"If you don't like this, you're seriously not even human."
I did like Les Mis very much, though not so much for its representations of personal tragedy that my friend was no doubt referring to. The solo performances were indeed captivating (especially Robert Cuccioli's portrayal of Javert's sad obsession with law and order), but what really did it for me was the artfully organized chaos of the mob scenes.
As Les Mis is set in revolutionary France, the musical supplies plenty of packed-stage rioting and revelry, but there were three numbers that I thought the CLO ensemble pulled of with especially ferocious aplomb.
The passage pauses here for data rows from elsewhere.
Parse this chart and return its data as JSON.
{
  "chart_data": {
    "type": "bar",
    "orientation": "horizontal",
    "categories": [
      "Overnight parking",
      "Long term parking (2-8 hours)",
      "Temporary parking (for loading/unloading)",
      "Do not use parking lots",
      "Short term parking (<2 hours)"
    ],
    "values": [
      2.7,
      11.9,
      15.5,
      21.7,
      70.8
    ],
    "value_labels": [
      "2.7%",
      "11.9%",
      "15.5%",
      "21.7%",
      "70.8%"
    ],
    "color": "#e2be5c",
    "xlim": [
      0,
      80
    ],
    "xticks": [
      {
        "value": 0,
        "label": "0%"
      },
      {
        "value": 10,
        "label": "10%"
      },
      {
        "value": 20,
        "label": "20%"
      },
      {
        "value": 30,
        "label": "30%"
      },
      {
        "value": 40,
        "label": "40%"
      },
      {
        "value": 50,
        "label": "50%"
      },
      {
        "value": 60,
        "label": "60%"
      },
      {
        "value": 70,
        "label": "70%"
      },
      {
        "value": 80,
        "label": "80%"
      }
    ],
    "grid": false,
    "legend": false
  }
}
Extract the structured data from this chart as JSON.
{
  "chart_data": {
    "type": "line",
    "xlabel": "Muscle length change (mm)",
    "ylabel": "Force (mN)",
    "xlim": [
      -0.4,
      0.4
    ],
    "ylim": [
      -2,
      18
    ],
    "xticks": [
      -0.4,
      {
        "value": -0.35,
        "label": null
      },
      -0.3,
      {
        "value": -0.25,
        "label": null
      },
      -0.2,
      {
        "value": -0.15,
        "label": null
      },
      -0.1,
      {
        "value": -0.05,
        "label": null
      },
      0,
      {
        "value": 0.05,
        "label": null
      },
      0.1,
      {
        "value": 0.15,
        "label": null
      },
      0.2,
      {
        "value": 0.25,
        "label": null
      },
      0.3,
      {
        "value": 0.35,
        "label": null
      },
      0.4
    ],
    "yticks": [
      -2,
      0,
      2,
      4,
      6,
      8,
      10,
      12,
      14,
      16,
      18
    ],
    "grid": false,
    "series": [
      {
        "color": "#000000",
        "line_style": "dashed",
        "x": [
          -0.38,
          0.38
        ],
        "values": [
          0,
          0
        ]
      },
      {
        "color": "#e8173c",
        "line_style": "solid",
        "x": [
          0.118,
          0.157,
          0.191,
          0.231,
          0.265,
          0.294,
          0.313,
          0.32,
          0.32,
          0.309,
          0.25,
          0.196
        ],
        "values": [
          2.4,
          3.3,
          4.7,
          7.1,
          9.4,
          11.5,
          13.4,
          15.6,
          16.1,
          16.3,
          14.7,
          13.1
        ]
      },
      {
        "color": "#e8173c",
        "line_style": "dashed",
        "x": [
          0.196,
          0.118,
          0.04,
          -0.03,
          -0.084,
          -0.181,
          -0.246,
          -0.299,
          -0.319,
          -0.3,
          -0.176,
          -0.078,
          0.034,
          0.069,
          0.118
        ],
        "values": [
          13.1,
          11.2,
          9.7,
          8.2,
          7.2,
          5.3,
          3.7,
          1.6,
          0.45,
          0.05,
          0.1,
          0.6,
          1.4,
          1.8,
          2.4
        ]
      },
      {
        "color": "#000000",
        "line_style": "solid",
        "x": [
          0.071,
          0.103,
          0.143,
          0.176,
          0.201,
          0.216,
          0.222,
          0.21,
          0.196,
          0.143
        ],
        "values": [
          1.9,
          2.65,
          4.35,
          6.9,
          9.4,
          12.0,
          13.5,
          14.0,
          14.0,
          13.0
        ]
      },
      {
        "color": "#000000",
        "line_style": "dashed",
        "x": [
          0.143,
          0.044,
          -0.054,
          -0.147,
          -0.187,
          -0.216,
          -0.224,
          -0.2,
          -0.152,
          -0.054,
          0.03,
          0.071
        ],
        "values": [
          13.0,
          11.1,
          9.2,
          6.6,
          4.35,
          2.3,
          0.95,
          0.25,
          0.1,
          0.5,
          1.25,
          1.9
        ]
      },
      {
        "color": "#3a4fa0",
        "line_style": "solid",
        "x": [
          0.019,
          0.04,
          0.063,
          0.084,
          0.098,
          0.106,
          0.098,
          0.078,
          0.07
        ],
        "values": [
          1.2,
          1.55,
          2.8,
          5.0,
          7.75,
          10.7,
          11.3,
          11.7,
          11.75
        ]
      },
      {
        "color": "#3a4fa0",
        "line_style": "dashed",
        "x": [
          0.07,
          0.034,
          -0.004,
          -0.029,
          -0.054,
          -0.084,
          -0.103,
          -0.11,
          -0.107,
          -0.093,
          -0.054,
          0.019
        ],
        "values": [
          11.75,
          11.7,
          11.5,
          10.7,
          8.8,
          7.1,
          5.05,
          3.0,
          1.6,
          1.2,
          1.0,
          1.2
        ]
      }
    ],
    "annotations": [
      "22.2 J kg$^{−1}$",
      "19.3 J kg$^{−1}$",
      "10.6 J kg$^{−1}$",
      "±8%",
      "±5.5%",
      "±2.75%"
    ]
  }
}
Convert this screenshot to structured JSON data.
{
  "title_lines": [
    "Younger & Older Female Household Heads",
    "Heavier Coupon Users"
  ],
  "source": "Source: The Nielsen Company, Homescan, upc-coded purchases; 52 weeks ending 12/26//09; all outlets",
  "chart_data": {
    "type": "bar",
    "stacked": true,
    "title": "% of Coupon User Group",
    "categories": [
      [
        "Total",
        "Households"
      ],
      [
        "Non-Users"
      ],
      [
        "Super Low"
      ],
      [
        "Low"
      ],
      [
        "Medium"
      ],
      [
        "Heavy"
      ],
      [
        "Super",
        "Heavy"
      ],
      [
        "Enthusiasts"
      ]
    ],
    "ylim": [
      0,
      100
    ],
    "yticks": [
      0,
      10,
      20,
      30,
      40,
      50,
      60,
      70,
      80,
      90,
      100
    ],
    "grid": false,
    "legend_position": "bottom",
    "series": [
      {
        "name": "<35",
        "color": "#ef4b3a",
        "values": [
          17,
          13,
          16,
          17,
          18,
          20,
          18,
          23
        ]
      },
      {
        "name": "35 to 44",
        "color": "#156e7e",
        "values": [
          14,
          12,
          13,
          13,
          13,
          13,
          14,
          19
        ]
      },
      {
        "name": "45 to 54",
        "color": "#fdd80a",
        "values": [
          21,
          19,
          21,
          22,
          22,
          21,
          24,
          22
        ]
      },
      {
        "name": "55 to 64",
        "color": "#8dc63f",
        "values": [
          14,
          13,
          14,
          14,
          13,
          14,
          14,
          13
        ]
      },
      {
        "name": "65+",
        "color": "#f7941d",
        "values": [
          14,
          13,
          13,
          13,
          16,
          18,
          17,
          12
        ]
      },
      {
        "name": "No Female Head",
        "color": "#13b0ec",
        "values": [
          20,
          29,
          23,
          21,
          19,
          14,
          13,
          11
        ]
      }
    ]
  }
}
This number took all the grime and glamor of 19th century prostitution and raised it to a colossal exponent -- a feat that's even more impressive when you consider they did it with clothes on. The song was a kind of see-saw "duet" between the titular females and their boorish pimps, wherein the raunchy thrusts of a half-dozen couples obeyed the swells and dips in the orchestration. Apparently, sex-on-the-street-corner is, somewhat paradoxically, even filthier when well-choreographed.
"Master of the House"
Overly-stylized choreography can sometimes infringe on a scene's verisimilitude, especially if that scene happens to unfold in a sleazy inn full of drunk peasants. But Barry Ivan (who directs as well as choreographs) found the perfect intersection of synchronicity and sloppy here. Thénardier (Tim Hartman) stood on a chair and did a pompous knee bend as his inn guests wove and stumbled below him.
"Red and Black"
Poor Marius (Mathew Scott). He finds love at first sight just as revolutionary fervor hits the boiling point in Paris. If this happened in real life, Marius might have told a few friends who might have given him sympathetic pats on the back, but this is Les Mis, where, instead, his buddies have booming and sonorous voices and join him in an incendiary celebration-cum-lament about love and war.